Apart from the provision of tax-free cash, the only real advantage we have when saving in a pension is that we get to choose when we pay the tax on our income. If we defer income by saving in a pension, we do not escape paying tax on that income, we simply defer the payment of tax until later on in life.
The special deal we get when saving in a pension (apart from the tax-free treatment of cash sums) is that we only pay tax once on our earnings while we are on the planet and in this place called the UK. We either pay tax on our income and spend it or save it in conventional savings schemes or we can choose to defer some of our income by saving it in a pension scheme. If we do that, then we do not pay tax on that deferred income until we start drawing it when we are older.
There are two ways that any Chancellor can arrange things for us so that we only pay tax once on our pension savings. One is to ask us to take a leap of faith and pay into our pension savings from our taxed income, like we do if we are saving in a building society savings account or something.

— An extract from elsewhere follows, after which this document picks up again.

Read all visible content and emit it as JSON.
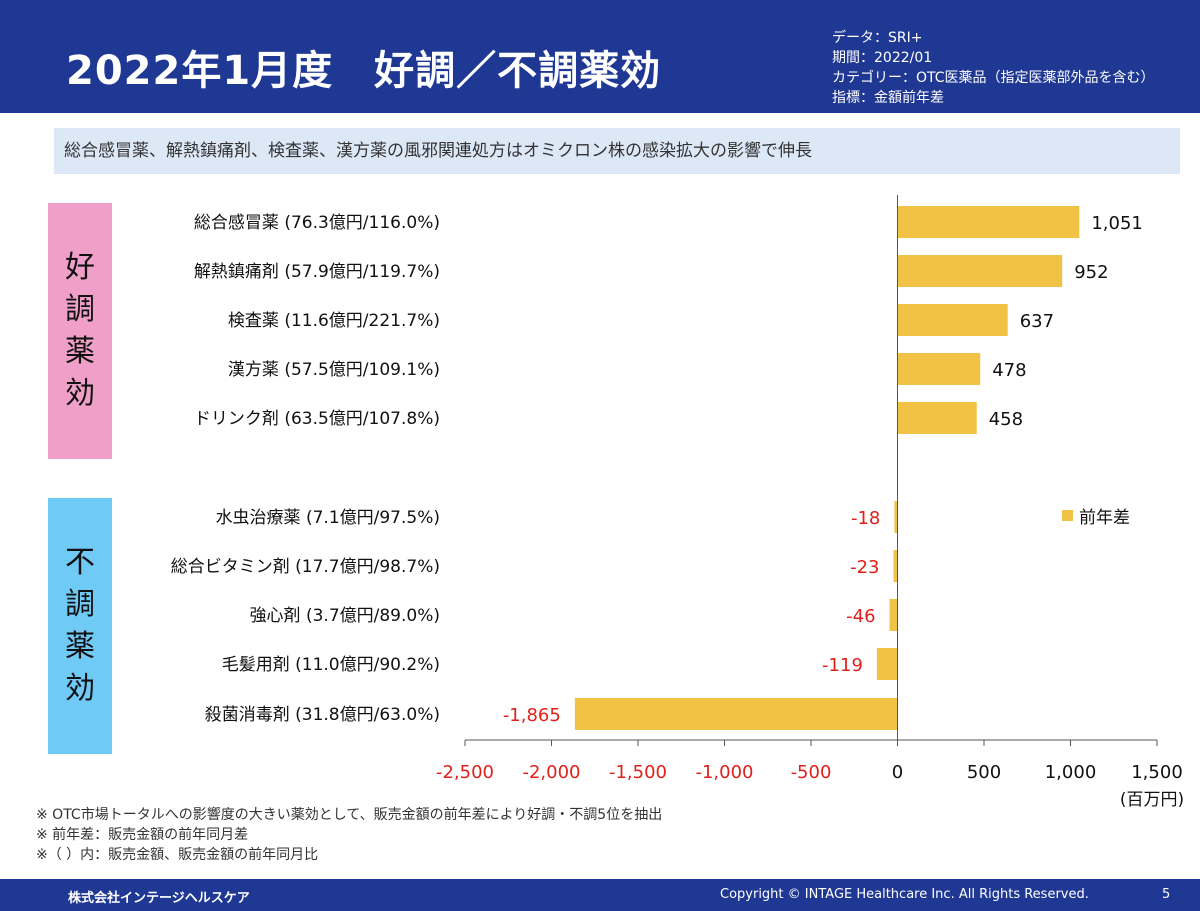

If pensions were like that, then we would be relying on a promise that future Chancellors would not tax us on our pensions when we finally come to draw them decades hence. I do not know about you but my view would be that the risk of being taxed twice on your pension savings would be on the high side in that kind of arrangement.
The second and more reassuring way of convincing us that we will only be taxed once on our income if we save in a pension is, of course, to let us off paying tax on the way in. We can do that safe in the knowledge that, as sure as eggs are eggs, we will be taxed on the way out.
And that, as everyone knows, is the way our pension system works today. We have the benefit of only being taxed once on our income if we save in a pension.
By having this arbitrary age of 75 (slap in the middle of the period that many will call their retirement) where people reach a sort of Hobson’s choice moment with regard to their pension savings seems really unhelpful to me. Why should 76-year-olds have different rules applying to them than 74-year-olds? Or, to put it another way, why should some people be taxed twice on their pension savings?